08.20.13 Despite the daytime heat and wildfires, we are truly now on the backside of summer. There can be no denying it. My children and grandchildren have come and gone, and are back at their homes, buying school supplies and new backpacks. Fletcher is at football practice in 90 degree heat.
Summer never really slides off my back. It ends abruptly, alarmingly sudden. I am stunned at the early morning darkness, shocked when the sun sets and there is still evening left before bedtime. I start talking about going to Seattle and the San Juan islands so I can feel Autumn’s cool salt air on my skin, before all here turns to ice. I feel momento mori around me: the crackling of dry Birch leaves blowing at water’s edge as the sun goes down; the eerie brilliant white light of the full moon as it rose over the eastern ridge, looking like an alien spacecraft coming to put an end to life as we’ve known it.
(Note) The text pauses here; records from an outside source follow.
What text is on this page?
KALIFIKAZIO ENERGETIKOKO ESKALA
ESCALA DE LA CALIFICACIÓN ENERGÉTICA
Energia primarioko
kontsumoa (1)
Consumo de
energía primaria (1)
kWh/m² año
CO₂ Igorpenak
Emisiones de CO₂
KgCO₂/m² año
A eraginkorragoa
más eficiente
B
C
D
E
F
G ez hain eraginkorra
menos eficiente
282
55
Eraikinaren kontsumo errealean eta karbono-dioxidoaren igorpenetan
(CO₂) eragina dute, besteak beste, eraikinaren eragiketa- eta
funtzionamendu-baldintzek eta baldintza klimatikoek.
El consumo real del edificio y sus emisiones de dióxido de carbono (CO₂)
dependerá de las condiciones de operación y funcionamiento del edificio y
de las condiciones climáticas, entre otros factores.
My youngest daughter forwarded an op-ed piece to me this morning about a father’s angst in taking his son to college, acknowledging the start of his son’s life and the long slow fading of his own. I remember leaving Sarah at college 17 years ago. After days of carrying boxes and bedding up three flights of stairs on that hot, steamy, muddy August week-end in New Orleans, we spent our last night together in a quintessential Garden District historic home, beautifully turned into an elegant, air-conditioned, small Inn. Saffron colored early dawn light seeped through the dark wooden blinds as she slept so silently on her back in the bed we had shared, while I quietly packed up for the long solitary trip in my car to northwest Montana, to a new and foreign home of my own. I don’t think anybody has ever cried so hard on Interstate 10 as I watched the hot sun fill the sky, thinking of my last child now gone from me. Our lovely old home was sold, the girls’ mementos were stuffed in foot lockers and in storage, and I had thousands of miles alone ahead of me. My future had been carefully planned, well thought out, and eagerly anticipated, but the ending of that summer, that chapter of my life, was sharp and jagged. I think about it every year when summer suddenly stops being summer, and I feel like the rug is being pulled out from under me. Then, Autumn floats in, a soft veil of reds and yellows, golden light, and crisp blue skies, and everything looks like a clean sheet of paper of fresh starts.
Absolutely beautiful.
Rita Fitzsimmons Sent from my iPad
So beautiful….no more words on this entry.